This would not work in the way that shows any significant genuine benefit IMO. Caching and optimum routing of a single request are at odds with each other. Higher the distinct model count in a conversation, more cache misses you accept.
Based on what OP said elsewhere in the discussion "threshold to switch to another model will be higher" means that essentially you reduce the workflow into two models at most. The two model primitive, one planner and one executor, is already sufficient for such a use case.
For lower than 2 models, it's just a simple single model cache-preserving conversation which arguably doesn't need another layer. For larger than 2 models, you are likely paying a large aggregate cache penalty that negates most of the gains
When we started building this we did it as an experiment and we thought the same thing might be true (cache misses would make the whole thing pointless). This turned out not to be true! I think there are 3 reasons intuitively:
1. Small models can carry out a good number of requests e2e 2. Small model for part of a request + cache miss < big model for entire request in many cases 3. Subagents
For our own usage we've saved 40% so far (that is of course including costs of uncached requests when switching models)

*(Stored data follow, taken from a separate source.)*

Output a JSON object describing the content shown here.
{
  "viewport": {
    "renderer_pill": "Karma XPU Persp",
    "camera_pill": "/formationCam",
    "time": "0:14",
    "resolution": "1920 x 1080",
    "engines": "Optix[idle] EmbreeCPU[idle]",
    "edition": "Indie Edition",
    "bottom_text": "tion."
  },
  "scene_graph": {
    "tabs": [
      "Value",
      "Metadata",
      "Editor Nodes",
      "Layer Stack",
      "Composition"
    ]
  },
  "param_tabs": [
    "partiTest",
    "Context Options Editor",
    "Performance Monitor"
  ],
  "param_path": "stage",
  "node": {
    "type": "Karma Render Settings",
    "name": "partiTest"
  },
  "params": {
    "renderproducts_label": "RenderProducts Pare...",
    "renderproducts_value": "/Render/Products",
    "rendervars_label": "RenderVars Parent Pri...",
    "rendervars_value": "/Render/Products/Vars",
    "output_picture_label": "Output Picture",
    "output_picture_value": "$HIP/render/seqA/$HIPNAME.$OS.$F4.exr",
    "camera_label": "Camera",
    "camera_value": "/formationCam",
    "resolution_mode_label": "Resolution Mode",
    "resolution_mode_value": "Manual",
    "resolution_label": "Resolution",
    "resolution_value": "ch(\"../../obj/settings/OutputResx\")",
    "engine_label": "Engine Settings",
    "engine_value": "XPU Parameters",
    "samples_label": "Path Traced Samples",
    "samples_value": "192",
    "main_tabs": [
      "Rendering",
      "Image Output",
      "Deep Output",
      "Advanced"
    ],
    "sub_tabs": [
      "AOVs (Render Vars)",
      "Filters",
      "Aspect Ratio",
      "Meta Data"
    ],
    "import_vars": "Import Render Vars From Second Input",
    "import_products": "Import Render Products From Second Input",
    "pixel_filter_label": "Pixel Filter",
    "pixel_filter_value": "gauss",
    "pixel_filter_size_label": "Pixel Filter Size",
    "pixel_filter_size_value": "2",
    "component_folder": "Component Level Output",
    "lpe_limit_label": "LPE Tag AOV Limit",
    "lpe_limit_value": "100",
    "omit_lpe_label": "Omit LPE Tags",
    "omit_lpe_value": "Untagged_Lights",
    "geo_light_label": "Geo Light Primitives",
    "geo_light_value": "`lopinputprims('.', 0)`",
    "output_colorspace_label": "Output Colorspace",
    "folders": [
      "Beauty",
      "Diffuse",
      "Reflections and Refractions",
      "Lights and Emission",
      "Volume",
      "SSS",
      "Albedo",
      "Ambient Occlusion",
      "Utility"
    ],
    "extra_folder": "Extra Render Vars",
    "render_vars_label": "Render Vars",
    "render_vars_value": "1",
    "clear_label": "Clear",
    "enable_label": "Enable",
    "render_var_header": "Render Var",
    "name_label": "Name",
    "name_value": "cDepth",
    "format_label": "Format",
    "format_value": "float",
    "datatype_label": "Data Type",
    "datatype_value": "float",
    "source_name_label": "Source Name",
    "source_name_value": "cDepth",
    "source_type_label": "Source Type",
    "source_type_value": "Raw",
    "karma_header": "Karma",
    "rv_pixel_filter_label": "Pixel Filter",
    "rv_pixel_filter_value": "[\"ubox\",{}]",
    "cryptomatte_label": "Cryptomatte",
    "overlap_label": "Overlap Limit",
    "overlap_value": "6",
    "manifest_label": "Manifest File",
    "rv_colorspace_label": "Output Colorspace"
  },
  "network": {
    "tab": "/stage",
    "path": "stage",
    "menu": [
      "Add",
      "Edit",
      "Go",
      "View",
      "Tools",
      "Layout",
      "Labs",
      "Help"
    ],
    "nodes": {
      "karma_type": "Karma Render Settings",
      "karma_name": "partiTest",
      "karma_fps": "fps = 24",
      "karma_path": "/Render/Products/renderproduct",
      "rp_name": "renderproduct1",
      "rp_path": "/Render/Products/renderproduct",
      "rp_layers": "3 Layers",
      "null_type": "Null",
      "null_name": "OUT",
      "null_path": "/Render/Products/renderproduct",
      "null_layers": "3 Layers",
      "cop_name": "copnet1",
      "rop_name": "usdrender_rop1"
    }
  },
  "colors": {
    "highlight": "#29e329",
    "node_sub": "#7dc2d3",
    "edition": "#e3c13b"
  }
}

This assumes a perfect problem routing though. Determining the complexity class of an arbitrary problem is generally undecidable or extremely hard (Rice's theorem implication). So, in real use cases, you need to amortize all cases where the problem got routed to the wrong model and recovery had to be performed)
For example, if my task was "refactor this component to decouple all messy nesting", the problem router can't possibly know what is being referred to. This works for clear cut and dry problems but not for ambiguous problems. Most of the real world problems carry a lot of ambiguity.
I think the key detail here is that we use embeddings of the prompt + previous context in order to decide where to route the request, and if one model is getting stuck we can course correct and move to a different model.
So: we can reasonably cluster similar problems together and learn how models handle them, and the entire system doesn't fail if the initial decision is off.
In my mind one of the problems is that I'm using the term 'router' to describe something more akin to a train schedule. A list of abilities, cost, and timeframe to be used by a model capable of deconstructing its own process.